Following is our collection of Golfers jokes which are very funny. There are some golfers par jokes no one knows (to tell your friends) and to make you laugh out loud. Take your time to read those puns and riddles where you ask a question with answers, or where the setup is the punchline. We hope you will find these golfers blind golfers puns funny enough to tell and make people laugh.
Cause they play the fairway.
were waiting one morning for a particularly slow group of golfers. The engineer fumed, "What's with those guys? We must have been waiting for fifteen minutes!"
The doctor chimed in, "I don't know, but I've never seen such inept golf!"
The priest said, "Here comes the green-keeper. Let's have a word with him."
He said, "Hello George, what's wrong with that group ahead of us? They're rather slow, aren't they?"
The green-keeper replied, "Oh, yes. That's a group of blind firemen. They lost their sight saving our clubhouse from a fire last year, so we always let them play for free anytime."
The group fell silent for a moment.
The priest said, "That's so sad. I think I will say a special prayer for them tonight."
The doctor said, "Good idea. I'm going to contact my ophthalmologist colleague and see if there's anything he can do for them."
The engineer said, "Why can't they play at night?"
Incase he gets a hole in one
Two men were playing golf one afternoon when just as they are about to play an important putt on the final hole for the match a large funeral procession passes by on the road at the side of the golf course. One of the men stops in mid putt, removes his cap, bows his head in prayer. The second man retorts "Woah man, that was really respectful". "Well, we had been married for over 25 years" said the other man.
They always have good lies
Because they're good at picking their drivers.
Because the bus route doesn't go to the country club.
The unfairway
Three ninety eight!
Just in case they get a hole in one.
because they can't drive.
You can explore golfers hole reddit one liners, including funnies and gags. Read them and you will understand what jokes are funny? Those of you who have teens can tell them clean golfers young golfer dad jokes. There are also golfers puns for kids, 5 year olds, boys and girls.
Because they swing both ways
The bogey monster
They have a bad stroke
The bogeyman
"What's your handicap?"
One day out on a golf course, a team of policemen, firemen, and engineers were getting ready to tee off, when another team of all blind golfers, who never shot above par, asked if they could go first.

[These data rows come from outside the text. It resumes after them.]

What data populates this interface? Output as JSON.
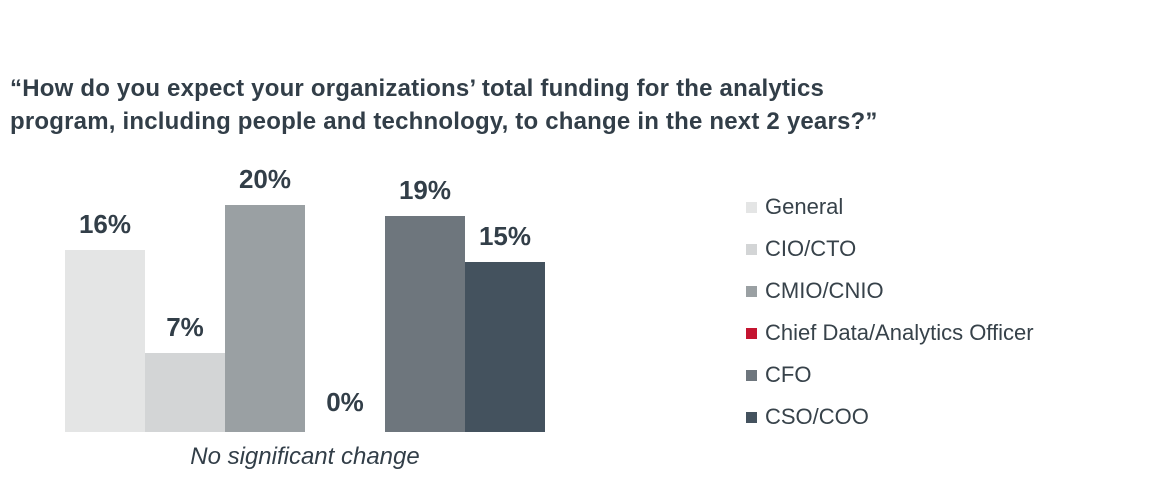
{
  "header": {
    "line1": "“How do you expect your organizations’ total funding for the analytics",
    "line2": "program, including people and technology, to change in the next 2 years?”"
  },
  "chart_data": {
    "type": "bar",
    "title": "“How do you expect your organizations’ total funding for the analytics program, including people and technology, to change in the next 2 years?”",
    "categories": [
      "No significant change"
    ],
    "series": [
      {
        "name": "General",
        "values": [
          16
        ],
        "labels": [
          "16%"
        ],
        "color": "#e4e5e5"
      },
      {
        "name": "CIO/CTO",
        "values": [
          7
        ],
        "labels": [
          "7%"
        ],
        "color": "#d3d5d6"
      },
      {
        "name": "CMIO/CNIO",
        "values": [
          20
        ],
        "labels": [
          "20%"
        ],
        "color": "#9aa0a3"
      },
      {
        "name": "Chief Data/Analytics Officer",
        "values": [
          0
        ],
        "labels": [
          "0%"
        ],
        "color": "#c41430"
      },
      {
        "name": "CFO",
        "values": [
          19
        ],
        "labels": [
          "19%"
        ],
        "color": "#6e767d"
      },
      {
        "name": "CSO/COO",
        "values": [
          15
        ],
        "labels": [
          "15%"
        ],
        "color": "#44525e"
      }
    ],
    "ylim": [
      0,
      20
    ],
    "value_unit": "%",
    "grid": false,
    "axis_visible": false,
    "legend_position": "right",
    "value_labels_shown": true,
    "colors": {
      "text": "#323e48",
      "background": "#ffffff"
    }
  }
}
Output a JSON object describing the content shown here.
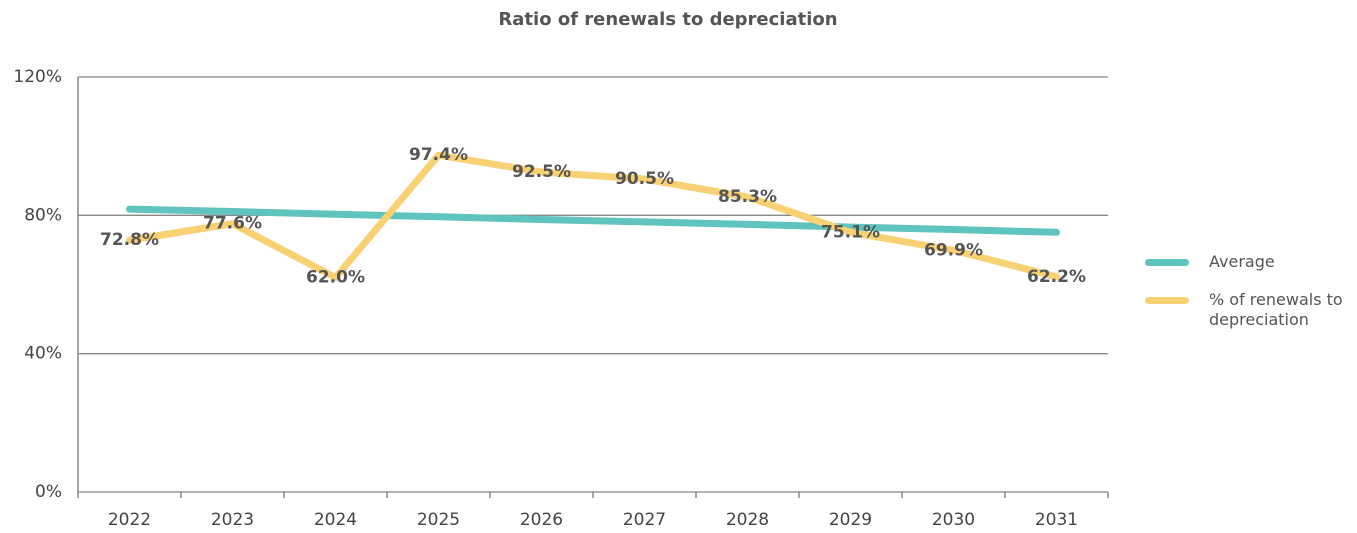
{
  "chart_data": {
    "type": "line",
    "title": "Ratio of renewals to depreciation",
    "categories": [
      "2022",
      "2023",
      "2024",
      "2025",
      "2026",
      "2027",
      "2028",
      "2029",
      "2030",
      "2031"
    ],
    "series": [
      {
        "name": "Average",
        "color": "#5ec4bd",
        "values": [
          81.8,
          81.1,
          80.3,
          79.6,
          78.8,
          78.1,
          77.4,
          76.6,
          75.9,
          75.1
        ]
      },
      {
        "name": "% of renewals to depreciation",
        "color": "#f8d175",
        "values": [
          72.8,
          77.6,
          62.0,
          97.4,
          92.5,
          90.5,
          85.3,
          75.1,
          69.9,
          62.2
        ],
        "value_labels": [
          "72.8%",
          "77.6%",
          "62.0%",
          "97.4%",
          "92.5%",
          "90.5%",
          "85.3%",
          "75.1%",
          "69.9%",
          "62.2%"
        ]
      }
    ],
    "ylim": [
      0,
      120
    ],
    "yticks": [
      {
        "value": 0,
        "label": "0%"
      },
      {
        "value": 40,
        "label": "40%"
      },
      {
        "value": 80,
        "label": "80%"
      },
      {
        "value": 120,
        "label": "120%"
      }
    ],
    "grid": true,
    "legend": "right"
  }
}
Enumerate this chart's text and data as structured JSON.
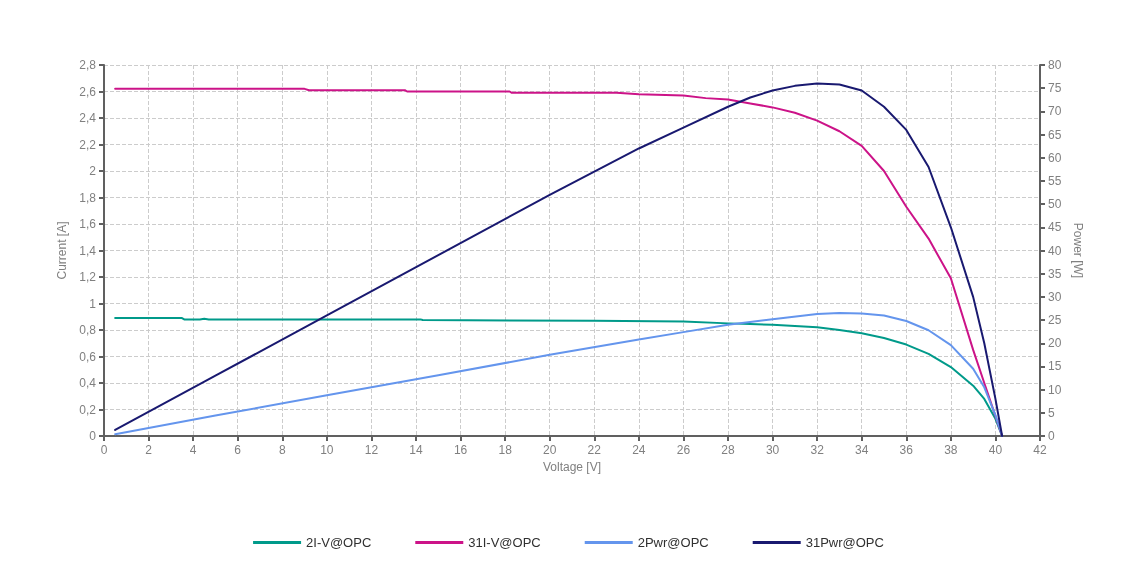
{
  "chart_data": {
    "type": "line",
    "xlabel": "Voltage [V]",
    "ylabel": "Current [A]",
    "y2label": "Power [W]",
    "xlim": [
      0,
      42
    ],
    "xticks": [
      0,
      2,
      4,
      6,
      8,
      10,
      12,
      14,
      16,
      18,
      20,
      22,
      24,
      26,
      28,
      30,
      32,
      34,
      36,
      38,
      40,
      42
    ],
    "ylim": [
      0,
      2.8
    ],
    "yticks": [
      0,
      {
        "value": 0.2,
        "label": "0,2"
      },
      {
        "value": 0.4,
        "label": "0,4"
      },
      {
        "value": 0.6,
        "label": "0,6"
      },
      {
        "value": 0.8,
        "label": "0,8"
      },
      1,
      {
        "value": 1.2,
        "label": "1,2"
      },
      {
        "value": 1.4,
        "label": "1,4"
      },
      {
        "value": 1.6,
        "label": "1,6"
      },
      {
        "value": 1.8,
        "label": "1,8"
      },
      2,
      {
        "value": 2.2,
        "label": "2,2"
      },
      {
        "value": 2.4,
        "label": "2,4"
      },
      {
        "value": 2.6,
        "label": "2,6"
      },
      {
        "value": 2.8,
        "label": "2,8"
      }
    ],
    "y2lim": [
      0,
      80
    ],
    "y2ticks": [
      0,
      5,
      10,
      15,
      20,
      25,
      30,
      35,
      40,
      45,
      50,
      55,
      60,
      65,
      70,
      75,
      80
    ],
    "grid": true,
    "legend": "bottom",
    "marker": "none",
    "line_style": "solid",
    "series": [
      {
        "name": "2I-V@OPC",
        "color": "#009a8a",
        "x": [
          0.5,
          3.5,
          3.6,
          4.3,
          4.5,
          4.7,
          14.2,
          14.3,
          22,
          26,
          28,
          29,
          30,
          31,
          32,
          33,
          34,
          35,
          36,
          37,
          38,
          39,
          39.5,
          40,
          40.3
        ],
        "values": [
          0.89,
          0.89,
          0.88,
          0.88,
          0.885,
          0.88,
          0.88,
          0.875,
          0.87,
          0.865,
          0.85,
          0.845,
          0.84,
          0.83,
          0.82,
          0.8,
          0.775,
          0.74,
          0.69,
          0.62,
          0.52,
          0.38,
          0.28,
          0.13,
          0
        ]
      },
      {
        "name": "31I-V@OPC",
        "color": "#cc1388",
        "x": [
          0.5,
          9,
          9.2,
          13.5,
          13.6,
          18.2,
          18.3,
          23,
          24,
          26,
          27,
          28,
          29,
          30,
          31,
          32,
          33,
          34,
          35,
          36,
          37,
          38,
          39,
          39.5,
          40,
          40.3
        ],
        "values": [
          2.62,
          2.62,
          2.61,
          2.61,
          2.6,
          2.6,
          2.59,
          2.59,
          2.58,
          2.57,
          2.55,
          2.54,
          2.51,
          2.48,
          2.44,
          2.38,
          2.3,
          2.19,
          2.0,
          1.73,
          1.49,
          1.19,
          0.65,
          0.4,
          0.15,
          0
        ]
      },
      {
        "name": "2Pwr@OPC",
        "color": "#6495ed",
        "axis": "y2",
        "x": [
          0.5,
          5,
          10,
          15,
          20,
          24,
          26,
          28,
          30,
          32,
          33,
          34,
          35,
          36,
          37,
          38,
          39,
          39.5,
          40,
          40.3
        ],
        "values": [
          0.4,
          4.4,
          8.8,
          13.1,
          17.5,
          20.8,
          22.4,
          24,
          25.2,
          26.3,
          26.5,
          26.4,
          26,
          24.8,
          22.8,
          19.6,
          14.5,
          10.5,
          4.5,
          0
        ]
      },
      {
        "name": "31Pwr@OPC",
        "color": "#191970",
        "axis": "y2",
        "x": [
          0.5,
          5,
          10,
          15,
          20,
          24,
          26,
          28,
          29,
          30,
          31,
          32,
          33,
          34,
          35,
          36,
          37,
          38,
          39,
          39.5,
          40,
          40.3
        ],
        "values": [
          1.3,
          13,
          26,
          39,
          52,
          62,
          66.5,
          71,
          73,
          74.5,
          75.5,
          76,
          75.8,
          74.5,
          71,
          66,
          58,
          45,
          30,
          20,
          8,
          0
        ]
      }
    ]
  }
}
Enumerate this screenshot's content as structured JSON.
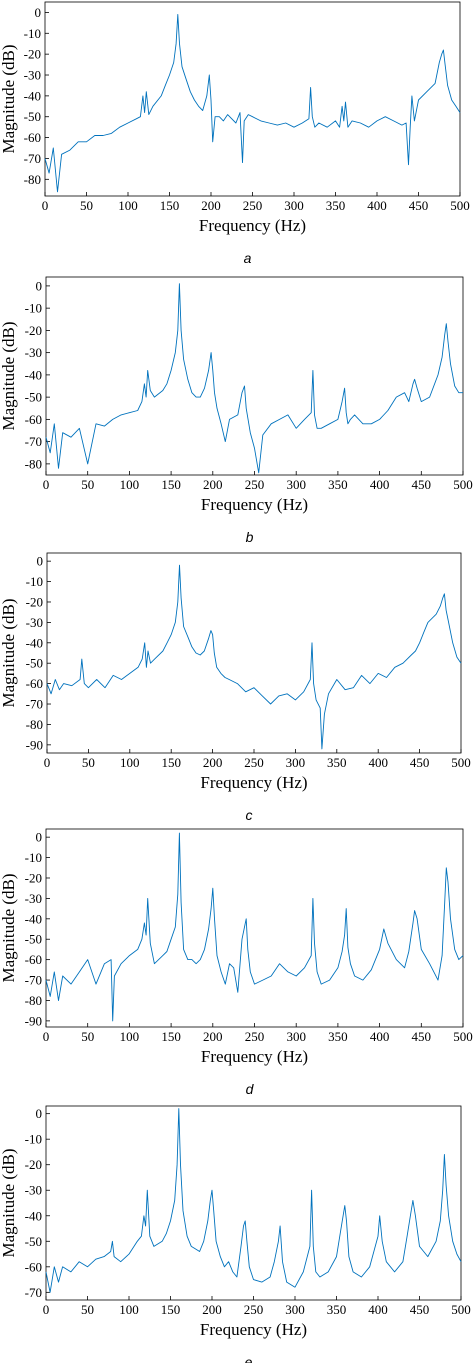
{
  "line_color": "#0072BD",
  "chart_data": [
    {
      "type": "line",
      "caption": "a",
      "xlabel": "Frequency (Hz)",
      "ylabel": "Magnitude (dB)",
      "xlim": [
        0,
        500
      ],
      "ylim": [
        -88,
        5
      ],
      "xticks": [
        "0",
        "50",
        "100",
        "150",
        "200",
        "250",
        "300",
        "350",
        "400",
        "450",
        "500"
      ],
      "yticks": [
        "0",
        "-10",
        "-20",
        "-30",
        "-40",
        "-50",
        "-60",
        "-70",
        "-80"
      ],
      "grid": false,
      "series": [
        {
          "x": [
            0,
            5,
            10,
            15,
            20,
            30,
            40,
            50,
            60,
            70,
            80,
            90,
            100,
            110,
            115,
            118,
            120,
            122,
            125,
            130,
            140,
            145,
            150,
            155,
            158,
            160,
            162,
            165,
            170,
            175,
            180,
            185,
            190,
            195,
            198,
            200,
            202,
            205,
            210,
            215,
            220,
            230,
            235,
            238,
            240,
            245,
            250,
            260,
            270,
            280,
            290,
            300,
            310,
            318,
            320,
            322,
            325,
            330,
            340,
            350,
            355,
            358,
            360,
            362,
            365,
            370,
            380,
            390,
            400,
            410,
            420,
            430,
            435,
            438,
            440,
            442,
            445,
            450,
            460,
            470,
            475,
            478,
            480,
            482,
            485,
            490,
            495,
            500
          ],
          "y": [
            -70,
            -77,
            -65,
            -86,
            -68,
            -66,
            -62,
            -62,
            -59,
            -59,
            -58,
            -55,
            -53,
            -51,
            -50,
            -40,
            -48,
            -38,
            -49,
            -45,
            -40,
            -35,
            -30,
            -24,
            -15,
            -1,
            -15,
            -26,
            -32,
            -38,
            -42,
            -45,
            -47,
            -40,
            -30,
            -42,
            -62,
            -50,
            -50,
            -52,
            -49,
            -53,
            -48,
            -72,
            -52,
            -49,
            -50,
            -52,
            -53,
            -54,
            -53,
            -55,
            -53,
            -51,
            -36,
            -50,
            -55,
            -53,
            -55,
            -52,
            -55,
            -45,
            -52,
            -43,
            -55,
            -52,
            -53,
            -55,
            -52,
            -50,
            -52,
            -54,
            -53,
            -73,
            -55,
            -40,
            -52,
            -42,
            -38,
            -34,
            -24,
            -20,
            -18,
            -25,
            -35,
            -42,
            -45,
            -48
          ]
        }
      ]
    },
    {
      "type": "line",
      "caption": "b",
      "xlabel": "Frequency (Hz)",
      "ylabel": "Magnitude (dB)",
      "xlim": [
        0,
        500
      ],
      "ylim": [
        -85,
        4
      ],
      "xticks": [
        "0",
        "50",
        "100",
        "150",
        "200",
        "250",
        "300",
        "350",
        "400",
        "450",
        "500"
      ],
      "yticks": [
        "0",
        "-10",
        "-20",
        "-30",
        "-40",
        "-50",
        "-60",
        "-70",
        "-80"
      ],
      "grid": false,
      "series": [
        {
          "x": [
            0,
            5,
            10,
            15,
            20,
            30,
            40,
            50,
            60,
            70,
            80,
            90,
            100,
            110,
            115,
            118,
            120,
            122,
            125,
            130,
            140,
            145,
            150,
            155,
            158,
            160,
            162,
            165,
            170,
            175,
            180,
            185,
            190,
            195,
            198,
            200,
            202,
            205,
            210,
            215,
            220,
            230,
            235,
            238,
            240,
            245,
            250,
            255,
            260,
            270,
            280,
            290,
            300,
            310,
            318,
            320,
            322,
            325,
            330,
            340,
            350,
            355,
            358,
            360,
            362,
            365,
            370,
            380,
            390,
            400,
            410,
            420,
            430,
            435,
            440,
            442,
            445,
            450,
            460,
            470,
            475,
            478,
            480,
            482,
            485,
            490,
            495,
            500
          ],
          "y": [
            -68,
            -75,
            -62,
            -82,
            -66,
            -68,
            -64,
            -80,
            -62,
            -63,
            -60,
            -58,
            -57,
            -56,
            -52,
            -44,
            -50,
            -38,
            -47,
            -50,
            -47,
            -44,
            -38,
            -30,
            -20,
            1,
            -20,
            -33,
            -42,
            -48,
            -50,
            -50,
            -46,
            -38,
            -30,
            -38,
            -48,
            -55,
            -62,
            -70,
            -60,
            -58,
            -48,
            -45,
            -55,
            -66,
            -73,
            -84,
            -67,
            -62,
            -60,
            -58,
            -64,
            -60,
            -57,
            -38,
            -58,
            -64,
            -64,
            -62,
            -60,
            -52,
            -46,
            -57,
            -62,
            -60,
            -58,
            -62,
            -62,
            -60,
            -56,
            -50,
            -48,
            -52,
            -44,
            -42,
            -46,
            -52,
            -50,
            -40,
            -32,
            -22,
            -17,
            -25,
            -35,
            -45,
            -48,
            -48
          ]
        }
      ]
    },
    {
      "type": "line",
      "caption": "c",
      "xlabel": "Frequency (Hz)",
      "ylabel": "Magnitude (dB)",
      "xlim": [
        0,
        500
      ],
      "ylim": [
        -94,
        4
      ],
      "xticks": [
        "0",
        "50",
        "100",
        "150",
        "200",
        "250",
        "300",
        "350",
        "400",
        "450",
        "500"
      ],
      "yticks": [
        "0",
        "-10",
        "-20",
        "-30",
        "-40",
        "-50",
        "-60",
        "-70",
        "-80",
        "-90"
      ],
      "grid": false,
      "series": [
        {
          "x": [
            0,
            5,
            10,
            15,
            20,
            30,
            40,
            42,
            45,
            50,
            60,
            70,
            80,
            90,
            100,
            110,
            115,
            118,
            120,
            122,
            125,
            130,
            140,
            145,
            150,
            155,
            158,
            160,
            162,
            165,
            170,
            175,
            180,
            185,
            190,
            195,
            198,
            200,
            202,
            205,
            210,
            215,
            220,
            230,
            240,
            250,
            260,
            270,
            280,
            290,
            300,
            310,
            318,
            320,
            322,
            325,
            330,
            332,
            335,
            340,
            350,
            360,
            370,
            380,
            390,
            400,
            410,
            420,
            430,
            440,
            445,
            450,
            455,
            460,
            470,
            475,
            478,
            480,
            482,
            485,
            490,
            495,
            500
          ],
          "y": [
            -60,
            -65,
            -58,
            -63,
            -60,
            -61,
            -58,
            -48,
            -60,
            -62,
            -58,
            -62,
            -56,
            -58,
            -55,
            -52,
            -48,
            -40,
            -52,
            -44,
            -50,
            -48,
            -44,
            -40,
            -36,
            -30,
            -20,
            -2,
            -18,
            -32,
            -37,
            -42,
            -45,
            -46,
            -44,
            -38,
            -34,
            -36,
            -45,
            -52,
            -55,
            -57,
            -58,
            -60,
            -64,
            -62,
            -66,
            -70,
            -66,
            -65,
            -68,
            -64,
            -58,
            -40,
            -60,
            -68,
            -72,
            -92,
            -75,
            -65,
            -58,
            -63,
            -62,
            -56,
            -60,
            -55,
            -57,
            -52,
            -50,
            -46,
            -44,
            -40,
            -35,
            -30,
            -26,
            -22,
            -18,
            -16,
            -24,
            -30,
            -40,
            -47,
            -50
          ]
        }
      ]
    },
    {
      "type": "line",
      "caption": "d",
      "xlabel": "Frequency (Hz)",
      "ylabel": "Magnitude (dB)",
      "xlim": [
        0,
        500
      ],
      "ylim": [
        -93,
        4
      ],
      "xticks": [
        "0",
        "50",
        "100",
        "150",
        "200",
        "250",
        "300",
        "350",
        "400",
        "450",
        "500"
      ],
      "yticks": [
        "0",
        "-10",
        "-20",
        "-30",
        "-40",
        "-50",
        "-60",
        "-70",
        "-80",
        "-90"
      ],
      "grid": false,
      "series": [
        {
          "x": [
            0,
            5,
            10,
            15,
            20,
            30,
            40,
            50,
            60,
            70,
            78,
            80,
            82,
            90,
            100,
            110,
            115,
            118,
            120,
            122,
            125,
            130,
            140,
            145,
            150,
            155,
            158,
            160,
            162,
            165,
            170,
            175,
            180,
            185,
            190,
            195,
            198,
            200,
            202,
            205,
            210,
            215,
            220,
            225,
            230,
            235,
            238,
            240,
            242,
            245,
            250,
            260,
            270,
            280,
            290,
            300,
            310,
            318,
            320,
            322,
            325,
            330,
            340,
            350,
            355,
            358,
            360,
            362,
            365,
            370,
            380,
            390,
            400,
            405,
            410,
            420,
            430,
            435,
            440,
            442,
            445,
            450,
            460,
            470,
            475,
            478,
            480,
            482,
            485,
            490,
            495,
            500
          ],
          "y": [
            -70,
            -78,
            -66,
            -80,
            -68,
            -72,
            -66,
            -60,
            -72,
            -62,
            -60,
            -90,
            -68,
            -62,
            -58,
            -55,
            -50,
            -42,
            -48,
            -30,
            -52,
            -62,
            -58,
            -56,
            -50,
            -44,
            -28,
            2,
            -32,
            -55,
            -60,
            -60,
            -62,
            -60,
            -55,
            -45,
            -35,
            -25,
            -40,
            -58,
            -66,
            -72,
            -62,
            -64,
            -76,
            -50,
            -44,
            -40,
            -55,
            -66,
            -72,
            -70,
            -68,
            -62,
            -66,
            -68,
            -64,
            -58,
            -30,
            -52,
            -66,
            -72,
            -70,
            -64,
            -56,
            -48,
            -35,
            -54,
            -62,
            -68,
            -70,
            -65,
            -55,
            -45,
            -52,
            -60,
            -64,
            -56,
            -42,
            -36,
            -40,
            -55,
            -62,
            -70,
            -58,
            -32,
            -15,
            -22,
            -40,
            -55,
            -60,
            -58
          ]
        }
      ]
    },
    {
      "type": "line",
      "caption": "e",
      "xlabel": "Frequency (Hz)",
      "ylabel": "Magnitude (dB)",
      "xlim": [
        0,
        500
      ],
      "ylim": [
        -73,
        3
      ],
      "xticks": [
        "0",
        "50",
        "100",
        "150",
        "200",
        "250",
        "300",
        "350",
        "400",
        "450",
        "500"
      ],
      "yticks": [
        "0",
        "-10",
        "-20",
        "-30",
        "-40",
        "-50",
        "-60",
        "-70"
      ],
      "grid": false,
      "series": [
        {
          "x": [
            0,
            5,
            10,
            15,
            20,
            30,
            40,
            50,
            60,
            70,
            78,
            80,
            82,
            90,
            100,
            110,
            115,
            118,
            120,
            122,
            125,
            130,
            140,
            145,
            150,
            155,
            158,
            160,
            162,
            165,
            170,
            175,
            180,
            185,
            190,
            195,
            198,
            200,
            202,
            205,
            210,
            215,
            220,
            225,
            230,
            235,
            238,
            240,
            242,
            245,
            250,
            260,
            270,
            275,
            280,
            282,
            285,
            290,
            300,
            310,
            318,
            320,
            322,
            325,
            330,
            340,
            350,
            355,
            358,
            360,
            362,
            365,
            370,
            380,
            390,
            400,
            402,
            405,
            410,
            420,
            430,
            435,
            440,
            442,
            445,
            450,
            460,
            470,
            475,
            478,
            480,
            482,
            485,
            490,
            495,
            500
          ],
          "y": [
            -62,
            -70,
            -60,
            -66,
            -60,
            -62,
            -58,
            -60,
            -57,
            -56,
            -54,
            -50,
            -56,
            -58,
            -55,
            -50,
            -48,
            -40,
            -44,
            -30,
            -48,
            -52,
            -50,
            -47,
            -42,
            -34,
            -20,
            2,
            -20,
            -38,
            -48,
            -52,
            -53,
            -54,
            -50,
            -42,
            -34,
            -30,
            -38,
            -50,
            -56,
            -60,
            -58,
            -62,
            -64,
            -52,
            -44,
            -42,
            -50,
            -60,
            -65,
            -66,
            -64,
            -58,
            -50,
            -44,
            -58,
            -66,
            -68,
            -62,
            -52,
            -30,
            -52,
            -62,
            -64,
            -62,
            -56,
            -46,
            -40,
            -36,
            -42,
            -56,
            -62,
            -64,
            -60,
            -48,
            -40,
            -50,
            -58,
            -62,
            -58,
            -48,
            -38,
            -34,
            -40,
            -52,
            -56,
            -50,
            -42,
            -30,
            -16,
            -28,
            -40,
            -50,
            -55,
            -58
          ]
        }
      ]
    }
  ]
}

The policemen said, "we're impressed that you can golf blind, sure go ahead." The firemen said, "your inspiration to keep doing what you enjoy even though you can't see. Sure, you can go." The engineers said, "can't you just golf at night?"
Incase they get a hole in one.
in case they get a hole in one
They both want to get the hole in juan
That was a really nice thing to do, the second golfer says. It's good to see there is still some respect in the world.
Well, it's only right, the first golfer replies. I was married to her for 35 years.
Golfers: Fore Catholics: Kneel
The sand trap.
Thanks.
FORE!
In case they get a hole in one
Three golfers lying about their game
Putter around.
Just in case they have hole in one.
In case they get a hole in one.
Just in case they get a hole in one!
Because he stroked out!
Just think that there are jokes based on truth that can bring down governments, or jokes which make girl laugh. Many of the golfers fore jokes and puns are jokes supposed to be funny, but some can be offensive. When jokes go too far, are mean or racist, we try to silence them and it will be great if you give us feedback every time when a joke become bullying and inappropriate.
We suggest to use only working golfers fumed piadas for adults and blagues for friends. Some of the dirty witze and dark jokes are funny, but use them with caution in real life. Try to remember funny jokes you've never heard to tell your friends and will make you laugh.